Abe sauntered off, got in his car, and drove away.
When he spotted Fountain Park, he hopped out. A single squad car blocked the entrance.
“Trails are closed today,” the officer barked, eyeing him suspiciously.
Abe returned to his car and followed the road around the park. It was more than a park. Like Birch Park where Orla disappeared, Fountain Park bordered state land. Abe drove half a mile and discovered another unmarked dirt parking lot with a trail disappearing into the woods.
He pulled onto the side of the road, grabbed his camera, and jumped out.
There were multiple sets of tire tracks intersected with bike tracks, but one set was predominant, clearly the most recent. The tracks appeared as if someone had stopped at the mouth of the trail - or backed up to it.
Abe took close-up pictures. He snapped a picture of the trailhead, before moving into the shadow of the trees. The heavy vegetation muted any sound beyond the forest. A squirrel snapped its head up when he passed before returning to its foraging.
Abe studied the grassy trail, but could not distinguish footprints. A few feet further, he stopped. The tall grass on either side of the path had been trampled, and someone had snapped a branch of a maple sapling. He took more pictures. He imagined a struggle, a woman reaching for something
to cling to and snapping off the flimsy branch.
Squatting close to the ground, Abe saw a rounded divot that pushed into the dirt. He imagined it was the imprint of a bare knee.
Further down the trail, he heard voices and knew the police were moving toward him. He took a final picture, and trotted back to his car.
* * *
Abe found Hazel and Liz waiting for him at the diner. They sat before plates of untouched apple pie.
Liz stood when she saw him, knocking over her water glass and sending a rush of lukewarm water into Hazel’s lap. Hazel jumped up and waved her skirt. Liz didn’t seem to notice.
“I’m coming with rags,” Mona called.
“Anything?” Liz asked.
Abe shook his head, and Liz’s face fell.
“But the cops are combing the scene. They’re taking it seriously, which is a good thing. Plus, people are paying attention. If Spencer’s gold sports car or Ben’s green truck was anywhere near Fountain Park, someone will report it.”
“Fountain Park?” Hazel asked.
“It’s a big, wooded area, just like the others,” Abe admitted.
“Which means no witnesses,” Liz fumed.
“It’s different this time, Liz.
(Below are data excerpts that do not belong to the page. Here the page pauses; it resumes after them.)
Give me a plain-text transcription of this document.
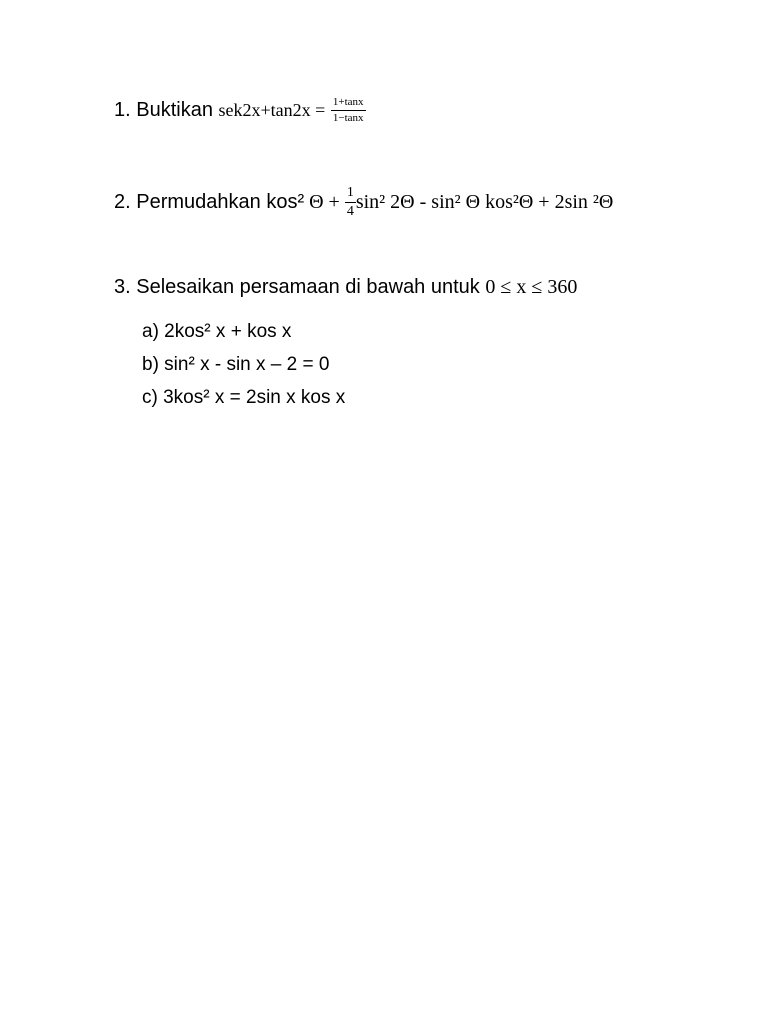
1. Buktikan $sek2x+\tan 2x = \frac{1+\tan x}{1-\tan x}$
2. Permudahkan kos² $\Theta + \frac{1}{4} \sin^2$ 2Θ - sin² Θ kos²Θ + 2sin ²Θ
3. Selesaikan persamaan di bawah untuk 0 ≤ x ≤ 360
a) 2kos² x + kos x
b) sin² x - sin x – 2 = 0
c) 3kos² x = 2sin x kos x
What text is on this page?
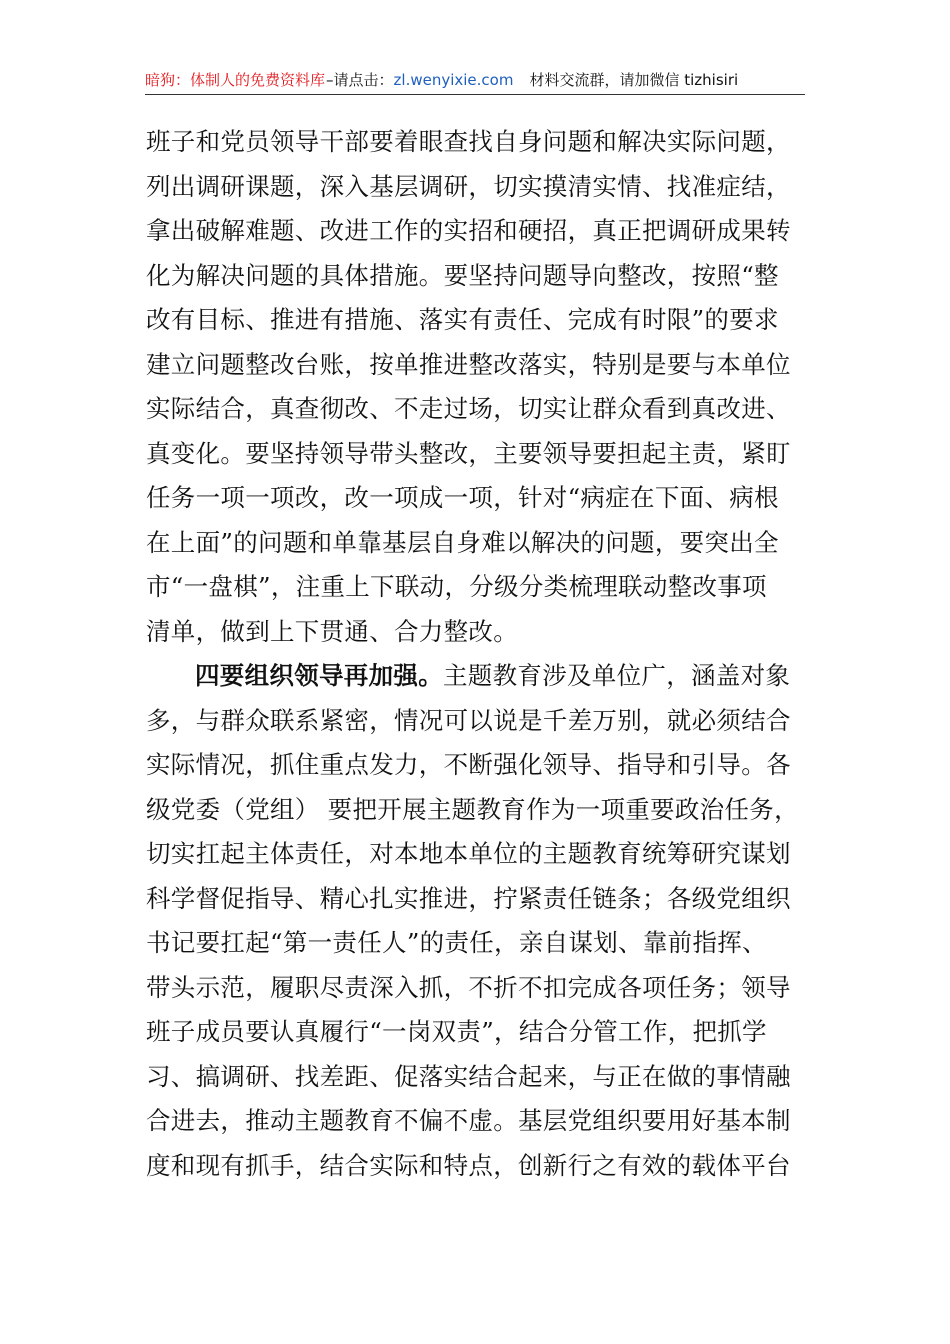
暗狗：体制人的免费资料库–请点击：zl.wenyixie.com 材料交流群，请加微信 tizhisiri
班子和党员领导干部要着眼查找自身问题和解决实际问题，
列出调研课题，深入基层调研，切实摸清实情、找准症结，
拿出破解难题、改进工作的实招和硬招，真正把调研成果转
化为解决问题的具体措施。要坚持问题导向整改，按照“整
改有目标、推进有措施、落实有责任、完成有时限”的要求
建立问题整改台账，按单推进整改落实，特别是要与本单位
实际结合，真查彻改、不走过场，切实让群众看到真改进、
真变化。要坚持领导带头整改，主要领导要担起主责，紧盯
任务一项一项改，改一项成一项，针对“病症在下面、病根
在上面”的问题和单靠基层自身难以解决的问题，要突出全
市“一盘棋”，注重上下联动，分级分类梳理联动整改事项
清单，做到上下贯通、合力整改。
四要组织领导再加强。主题教育涉及单位广，涵盖对象
多，与群众联系紧密，情况可以说是千差万别，就必须结合
实际情况，抓住重点发力，不断强化领导、指导和引导。各
级党委（党组） 要把开展主题教育作为一项重要政治任务，
切实扛起主体责任，对本地本单位的主题教育统筹研究谋划
科学督促指导、精心扎实推进，拧紧责任链条；各级党组织
书记要扛起“第一责任人”的责任，亲自谋划、靠前指挥、
带头示范，履职尽责深入抓，不折不扣完成各项任务；领导
班子成员要认真履行“一岗双责”，结合分管工作，把抓学
习、搞调研、找差距、促落实结合起来，与正在做的事情融
合进去，推动主题教育不偏不虚。基层党组织要用好基本制
度和现有抓手，结合实际和特点，创新行之有效的载体平台
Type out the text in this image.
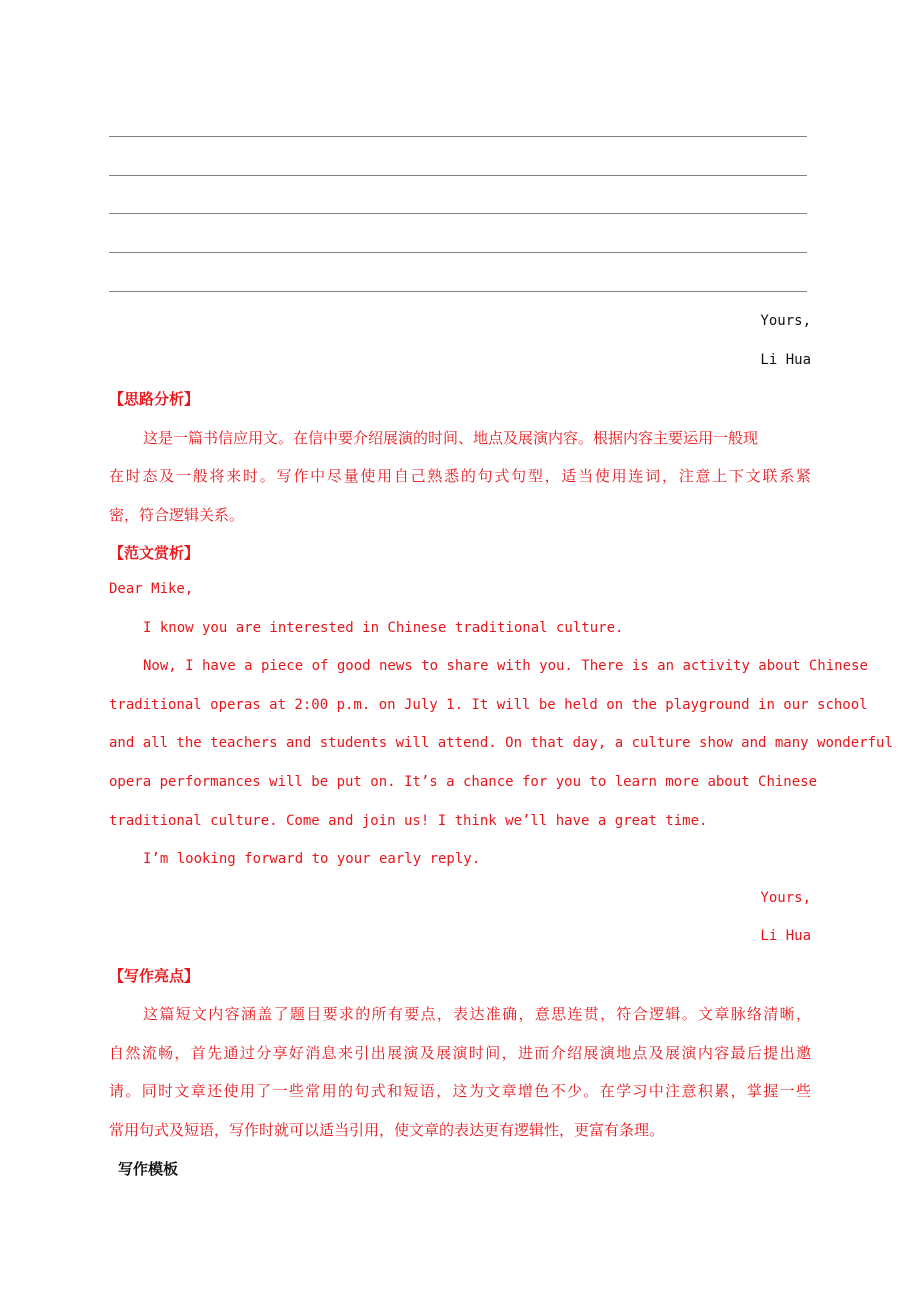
Yours,
Li Hua
【思路分析】
这是一篇书信应用文。在信中要介绍展演的时间、地点及展演内容。根据内容主要运用一般现
在时态及一般将来时。写作中尽量使用自己熟悉的句式句型，适当使用连词，注意上下文联系紧
密，符合逻辑关系。
【范文赏析】
Dear Mike,
I know you are interested in Chinese traditional culture.
Now, I have a piece of good news to share with you. There is an activity about Chinese
traditional operas at 2:00 p.m. on July 1. It will be held on the playground in our school
and all the teachers and students will attend. On that day, a culture show and many wonderful
opera performances will be put on. It’s a chance for you to learn more about Chinese
traditional culture. Come and join us! I think we’ll have a great time.
I’m looking forward to your early reply.
Yours,
Li Hua
【写作亮点】
这篇短文内容涵盖了题目要求的所有要点，表达准确，意思连贯，符合逻辑。文章脉络清晰，
自然流畅，首先通过分享好消息来引出展演及展演时间，进而介绍展演地点及展演内容最后提出邀
请。同时文章还使用了一些常用的句式和短语，这为文章增色不少。在学习中注意积累，掌握一些
常用句式及短语，写作时就可以适当引用，使文章的表达更有逻辑性，更富有条理。
写作模板
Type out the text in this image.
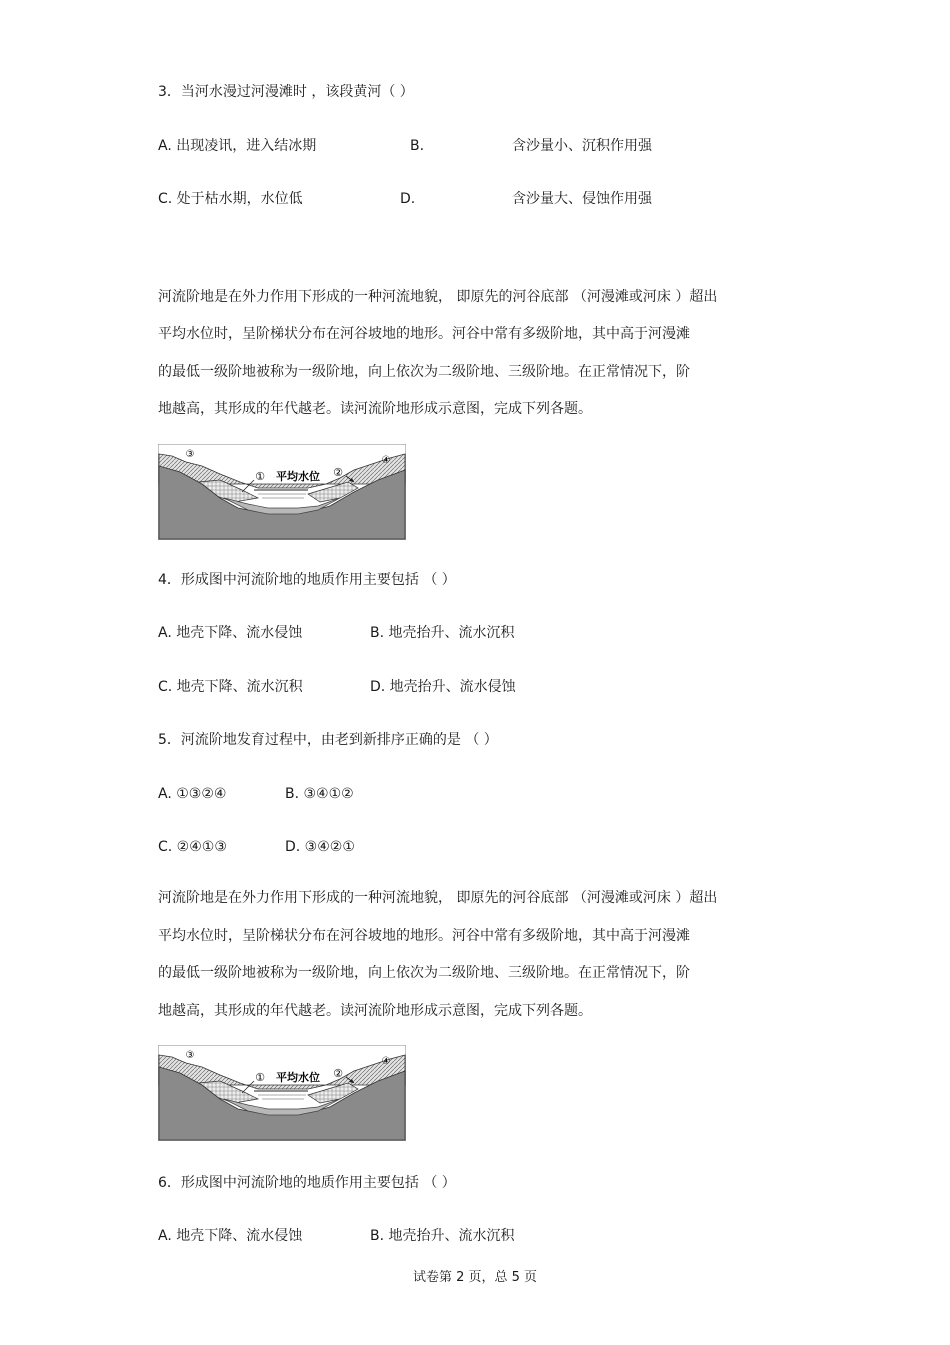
3．当河水漫过河漫滩时 ，该段黄河（ ）
A. 出现凌讯，进入结冰期	B.	含沙量小、沉积作用强
C. 处于枯水期，水位低	D.	含沙量大、侵蚀作用强
河流阶地是在外力作用下形成的一种河流地貌， 即原先的河谷底部 （河漫滩或河床 ）超出
平均水位时，呈阶梯状分布在河谷坡地的地形。河谷中常有多级阶地，其中高于河漫滩
的最低一级阶地被称为一级阶地，向上依次为二级阶地、三级阶地。在正常情况下，阶
地越高，其形成的年代越老。读河流阶地形成示意图，完成下列各题。
③
① 平均水位 ②
④
4．形成图中河流阶地的地质作用主要包括 （ ）
A. 地壳下降、流水侵蚀	B. 地壳抬升、流水沉积
C. 地壳下降、流水沉积	D. 地壳抬升、流水侵蚀
5．河流阶地发育过程中，由老到新排序正确的是 （ ）
A. ①③②④	B. ③④①②
C. ②④①③	D. ③④②①
河流阶地是在外力作用下形成的一种河流地貌， 即原先的河谷底部 （河漫滩或河床 ）超出
平均水位时，呈阶梯状分布在河谷坡地的地形。河谷中常有多级阶地，其中高于河漫滩
的最低一级阶地被称为一级阶地，向上依次为二级阶地、三级阶地。在正常情况下，阶
地越高，其形成的年代越老。读河流阶地形成示意图，完成下列各题。
③
① 平均水位 ②
④
6．形成图中河流阶地的地质作用主要包括 （ ）
A. 地壳下降、流水侵蚀	B. 地壳抬升、流水沉积
试卷第 2 页，总 5 页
None of the other girls had this kind of coverage. There are police, news teams, and people on the lookout. This is the case that will shake him loose. I can feel it.”
Mona leaned over the table, sopping up water.
“Thank God for you, Abraham. You’re a good boy. Piece of pie on the house. Tell me your flavor?”
He smiled, not hungry, though he hadn’t eaten since breakfast.
“Have any rhubarb?”
“Sure do,” she exclaimed. “Baked it fresh this morning.”
43
The Northern Michigan Asylum for the Insane
Orla
Orla woke in the grip of a nightmare. A man had been dragging her through the woods. Her head bounced over roots and twigs caught in her hair. He wore a black hooded shirt and, in the hand not clutching her ankle, he held a shovel dripping blood.